When making one’s way around the squares of a Monopoly Board, the American Version, one felt a certain comfort if you were in possession of a “Get Out of Jail Free Card.” Winning the game was not just a matter of acquiring streets in the high rent districts and building homes and hotels, it was also a matter of staying out of jail, where, until you rolled doubles, some house rules would not even allow you to collect rent. The “get out of jail free card” somehow manages to mimic, real life, where, if we could, we would take a pass on hardship and difficulty, on sickness and death, if there were such a pass.

It appears in the opening of today’s gospel from Luke, that people were just sitting around talking with Jesus when they mentioned a story (told only by Luke, but confirmed by Jewish historian Josephus) about Pilate’s slaughter of people who were doing nothing more than offering their own sacrifices to God. The story is important for it gives Jesus the opportunity to speak about a prevailing understanding of the people at the time of Jesus, i.e. that suffering or hardship in this life was the direct outcome of having sinned, or, at the very least, one of your long forgotten relatives having sinned. Jesus debunks the theory immediately: “Do you think that because the Galileans suffered in this way they were greater sinners than all other Galileans? By no means!” Jesus even brings up another story, for which we have no corroboration, about eighteen people dying when the “tower at Siloam fell on them.” Jesus asks His listeners: “Do you think they were more guilty than everyone else who lived in Jerusalem? By no means!”

The remainder of Jesus’ ministry will make it clear that no one holds a “get out of jail free card,” not the Pharisees, not the Sadducees, not the so-called ‘religious’ people, no one can bypass repentance, no one can avoid facing their own shortcomings. Sickness and death is visited upon all people equally, and it has less to do with how much a person has sinned, and more to do with whether they have a contrite heart. From Abraham down to the present day, the Lord God has used flawed people to accomplish God’s goals. Paul in our second reading, from his first letter to the Corinthians, points to the challenges that the Jewish people faced after they left Egypt, and states that those challenges were meant to be “examples for us, so that we might not desire evil things, as they did.” Indeed, the whole of salvation history is replete with examples of men and women whose lives demonstrate that “the Lord is kind and merciful” toward “those who fear Him,” who walk in God’s ways. In the gospel Jesus reminds His listeners that “if they do not repent, they will all perish” like Pilate’s victims or those killed by the tower at Siloam.

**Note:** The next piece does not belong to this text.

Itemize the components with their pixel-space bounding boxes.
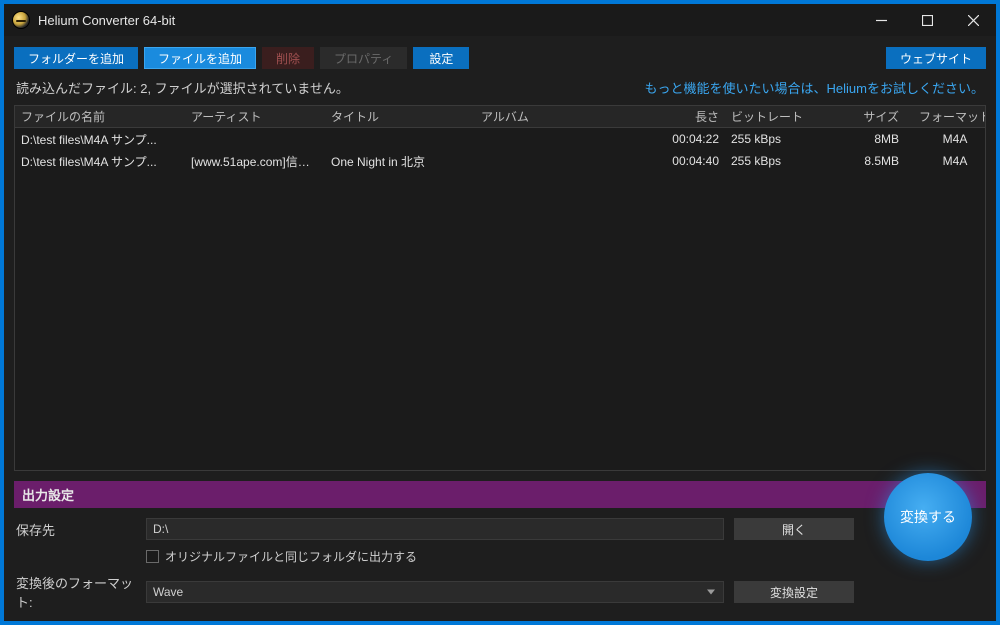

Jesus brings the point home, as He so often does, by telling a parable about a fig tree. It was one of many trees in the owner’s orchard, and the owner had come often to that tree in search of figs over the course of three years (the length of Jesus’ public ministry). Never finding any figs, the owner instructs the gardener to cut it down, “why should it exhaust the soil?” But the gardener sees in the fig tree a real chance that it could bear fruit. In spite of its poor performance, the gardener recognizes potential in the tree, and requests a year’s respite in which to cultivate and fertilize the tree, “it may bear fruit in the future.” If the tree still persists in not bearing fruit, he will cut it down. There will be no “get out of jail free card” after a year!

At the beginning of our oldest gospel, the Gospel of Mark, Jesus states the message He is meant to bring succinctly: “Repent, and believe in the gospel.” Repentance is necessary before we can truly believe in the gospel, before we can bear the kind of fruit we are meant to bear. We will get no pass by going to church every Sunday, by fingering our rosaries, or sitting in front of the blessed sacrament. We need to repent (the message of this season of Lent), we need to have a change of heart and recognize our need for forgiveness. Yes, we sin in varying degrees, but like the fig tree we all have the potential to bear fruit in due season, if we cultivate our hearts to be good listeners, if we till the soil of our hearts with good works. Let Jesus be the gardener in today’s gospel, and let Him see in us the potential to bear fruit in abundance. With the psalmist we proclaim: “Merciful and gracious is the Lord, slow to anger and abounding in kindness. For as the heavens are high above the earth, so surpassing is his kindness toward those who fear him.”